The narrator of "The Shoddy Lands", an Oxford don, is happy when a former pupil comes to visit, but miffed when the younger man has the temerity to arrive accompanied by his wife. Since she is too dim and shallow to appreciate interesting conversation, let alone participate, the two men are stuck with exchanging banalities until the narrator finds himself projected into a nightmare world of vague, unformed shapes and colours where any sign of life or definition is confined to a few seemingly arbitrary objects. As it turns out, "The Shoddy Lands" is another anti-female piece; indeed, with the possible exception of "After Ten Years" the volume as a whole might easily have pre-empted Patricia Highsmith's title Little Tales of Misogyny. Even so, "The Shoddy Lands" is nowhere near as crude as "Ministering Angels", especially as the narrator has the good grace to admit that others may have grounds for perceiving him in the same uncharitable light as he perceives the young lady; and the bland horror of his vision is neatly conveyed.

Best of all is the title piece, which comprises the opening seven chapters (the last incomplete) of a brilliantly conceived fantasy-horror novel. A scientist has constructed a "chronoscope" through which he discovers a ghastly parallel Oxford apparently under the dominion of a man with a scorpion-like sting protruding from his brow. Certain inhabitants of this other world also physically resemble characters in our own, and eventually Scudamour, the inventor's young assistant, becomes stranded in the Stingingman's world while his counterpart is projected into this one.

Among the characters is Ransom, the pious voyager from Lewis' trilogy of interplanetary sermons; but mercifully he has little to do except drop an occasional muscular-Christian apophthegm. The author's pious hatred of women who don't know their place displays itself in the brief characterisaton of Scudamour's "liberated" fiancée, at whose likely punishment the narrator hints by referring to her consistently in the past tense. These and other annoyances pale beside the depiction of the parallel world, at first confined to the Stingingman's chamber and subsequently broadened with ever less pleasant revelations as the transposed Scudamour starts exploring. Both the chronoscope and the means of travelling through it are about as scientifically thought out as the back of a magic wardrobe; on the other hand, the doubling of the characters means that a sceptic's objection to the possibility of time travel is cleverly defused. Eventually Scudamour makes a fascinating discovery about the science of the Stingingman's world: in keeping with the mirror-image relationship between that world and ours, it has remained primitive in its understanding of space while advancing far beyond our own science in its analysis of time.
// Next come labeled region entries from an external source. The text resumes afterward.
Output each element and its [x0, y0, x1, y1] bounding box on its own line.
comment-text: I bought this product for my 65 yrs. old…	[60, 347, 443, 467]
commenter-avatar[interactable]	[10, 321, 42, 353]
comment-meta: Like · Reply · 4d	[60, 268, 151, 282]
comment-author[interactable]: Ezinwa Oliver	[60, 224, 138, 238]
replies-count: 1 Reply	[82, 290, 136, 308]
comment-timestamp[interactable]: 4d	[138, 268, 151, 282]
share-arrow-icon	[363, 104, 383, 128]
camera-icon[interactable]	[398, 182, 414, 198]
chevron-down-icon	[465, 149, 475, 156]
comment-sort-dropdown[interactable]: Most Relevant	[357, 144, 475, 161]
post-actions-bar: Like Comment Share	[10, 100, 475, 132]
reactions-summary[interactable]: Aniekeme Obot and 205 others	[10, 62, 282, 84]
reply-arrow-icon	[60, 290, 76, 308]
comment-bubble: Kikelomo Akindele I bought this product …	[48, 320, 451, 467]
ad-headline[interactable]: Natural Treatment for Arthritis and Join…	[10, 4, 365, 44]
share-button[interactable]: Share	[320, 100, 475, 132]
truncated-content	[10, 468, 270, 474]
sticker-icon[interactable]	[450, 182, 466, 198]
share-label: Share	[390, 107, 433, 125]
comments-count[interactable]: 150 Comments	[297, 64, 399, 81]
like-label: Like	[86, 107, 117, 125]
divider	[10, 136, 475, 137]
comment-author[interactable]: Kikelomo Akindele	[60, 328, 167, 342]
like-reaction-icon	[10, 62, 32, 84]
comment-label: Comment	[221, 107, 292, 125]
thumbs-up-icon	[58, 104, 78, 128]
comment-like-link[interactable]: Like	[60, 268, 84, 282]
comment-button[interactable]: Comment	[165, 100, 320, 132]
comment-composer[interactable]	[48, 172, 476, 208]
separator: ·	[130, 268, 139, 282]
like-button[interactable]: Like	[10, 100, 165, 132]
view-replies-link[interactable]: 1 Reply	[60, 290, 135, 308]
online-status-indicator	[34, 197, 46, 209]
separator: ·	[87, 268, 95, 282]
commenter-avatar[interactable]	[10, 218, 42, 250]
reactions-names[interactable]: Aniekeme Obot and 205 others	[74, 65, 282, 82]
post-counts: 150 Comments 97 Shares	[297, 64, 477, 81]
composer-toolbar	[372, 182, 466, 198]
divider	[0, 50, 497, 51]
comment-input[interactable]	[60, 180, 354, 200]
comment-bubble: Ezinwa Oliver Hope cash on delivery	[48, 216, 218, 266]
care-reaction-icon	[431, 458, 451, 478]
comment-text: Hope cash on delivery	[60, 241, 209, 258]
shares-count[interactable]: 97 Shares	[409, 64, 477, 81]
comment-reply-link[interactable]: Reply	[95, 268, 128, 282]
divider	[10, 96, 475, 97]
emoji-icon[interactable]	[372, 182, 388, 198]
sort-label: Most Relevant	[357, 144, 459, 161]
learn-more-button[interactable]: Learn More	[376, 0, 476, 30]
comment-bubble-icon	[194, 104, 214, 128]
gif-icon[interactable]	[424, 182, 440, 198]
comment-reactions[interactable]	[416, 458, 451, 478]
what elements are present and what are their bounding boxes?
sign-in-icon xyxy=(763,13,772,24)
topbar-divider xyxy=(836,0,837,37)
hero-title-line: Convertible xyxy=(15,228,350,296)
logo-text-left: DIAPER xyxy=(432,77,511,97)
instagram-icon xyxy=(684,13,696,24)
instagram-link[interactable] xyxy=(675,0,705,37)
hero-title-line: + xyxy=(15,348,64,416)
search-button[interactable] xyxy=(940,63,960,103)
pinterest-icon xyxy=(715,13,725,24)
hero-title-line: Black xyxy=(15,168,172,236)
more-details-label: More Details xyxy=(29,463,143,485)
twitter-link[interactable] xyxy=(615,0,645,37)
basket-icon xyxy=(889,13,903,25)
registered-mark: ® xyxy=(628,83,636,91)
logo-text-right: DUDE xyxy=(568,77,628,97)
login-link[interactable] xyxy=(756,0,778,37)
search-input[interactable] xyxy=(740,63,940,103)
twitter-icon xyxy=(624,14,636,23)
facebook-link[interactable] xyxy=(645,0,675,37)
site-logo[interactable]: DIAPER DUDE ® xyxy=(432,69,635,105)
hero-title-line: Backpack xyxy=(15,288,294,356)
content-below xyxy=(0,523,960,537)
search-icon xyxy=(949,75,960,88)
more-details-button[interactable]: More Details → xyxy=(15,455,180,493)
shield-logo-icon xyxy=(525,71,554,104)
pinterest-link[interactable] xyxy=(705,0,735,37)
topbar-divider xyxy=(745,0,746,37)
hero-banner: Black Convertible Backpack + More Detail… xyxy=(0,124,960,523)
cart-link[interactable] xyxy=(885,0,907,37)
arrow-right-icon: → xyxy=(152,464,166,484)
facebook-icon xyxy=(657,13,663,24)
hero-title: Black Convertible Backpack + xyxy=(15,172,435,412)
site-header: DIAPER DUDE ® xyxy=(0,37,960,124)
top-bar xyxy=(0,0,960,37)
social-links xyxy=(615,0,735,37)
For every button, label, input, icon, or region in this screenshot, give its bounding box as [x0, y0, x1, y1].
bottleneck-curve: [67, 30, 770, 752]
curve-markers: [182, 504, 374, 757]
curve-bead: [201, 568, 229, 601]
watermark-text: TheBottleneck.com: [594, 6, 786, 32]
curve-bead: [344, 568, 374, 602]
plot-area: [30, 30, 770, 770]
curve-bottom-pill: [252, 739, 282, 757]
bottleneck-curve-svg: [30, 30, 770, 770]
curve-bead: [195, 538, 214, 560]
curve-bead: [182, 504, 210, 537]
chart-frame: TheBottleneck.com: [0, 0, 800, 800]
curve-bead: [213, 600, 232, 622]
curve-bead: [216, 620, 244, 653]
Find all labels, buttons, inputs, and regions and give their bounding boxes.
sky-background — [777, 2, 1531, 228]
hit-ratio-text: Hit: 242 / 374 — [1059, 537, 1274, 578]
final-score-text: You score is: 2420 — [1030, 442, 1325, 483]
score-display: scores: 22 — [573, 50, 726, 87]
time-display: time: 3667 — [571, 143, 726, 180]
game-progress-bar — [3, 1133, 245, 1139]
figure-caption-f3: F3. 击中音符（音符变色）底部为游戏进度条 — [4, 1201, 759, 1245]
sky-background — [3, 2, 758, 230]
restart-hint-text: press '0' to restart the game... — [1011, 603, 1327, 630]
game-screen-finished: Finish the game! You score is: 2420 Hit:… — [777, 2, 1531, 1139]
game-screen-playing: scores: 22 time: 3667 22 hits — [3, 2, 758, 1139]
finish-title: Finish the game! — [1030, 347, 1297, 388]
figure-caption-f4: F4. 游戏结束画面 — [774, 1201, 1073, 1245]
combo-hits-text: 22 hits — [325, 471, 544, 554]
At about this point the manuscript breaks off, to the understandable frustration of many; but I think there is a case for appreciating The Dark Tower just as it stands. Had Lewis completed the story, there is room for doubt as to whether he would have forsaken his proselytising vocation in favour of further exploring the parallel world's science of time. Instead, we would likely have seen all too much more of the irritating Ransom as his character was built up to save the situation; while Scudamour's obnoxiously modern girlfriend would doubtless have been conveniently sacrificed to the advantage of her more pliable counterpart. In an age more tolerant than Lewis of textual openness and indeterminacy (according to Hooper, Lewis couldn't even tolerate stream-of-consciousness), what we have of The Dark Tower might perhaps be read as the chronicle of an experiment abruptly broken off for reasons as secret as they are sinister; or, more abstractly, as an example of logical philosophy keeping silent whereof it cannot speak. Seen in this light (and Lewis would no doubt be gratifyingly ungrateful for the compliment), The Dark Tower outshines any number of well-wrought tendentious tales in defence of a nasty little god.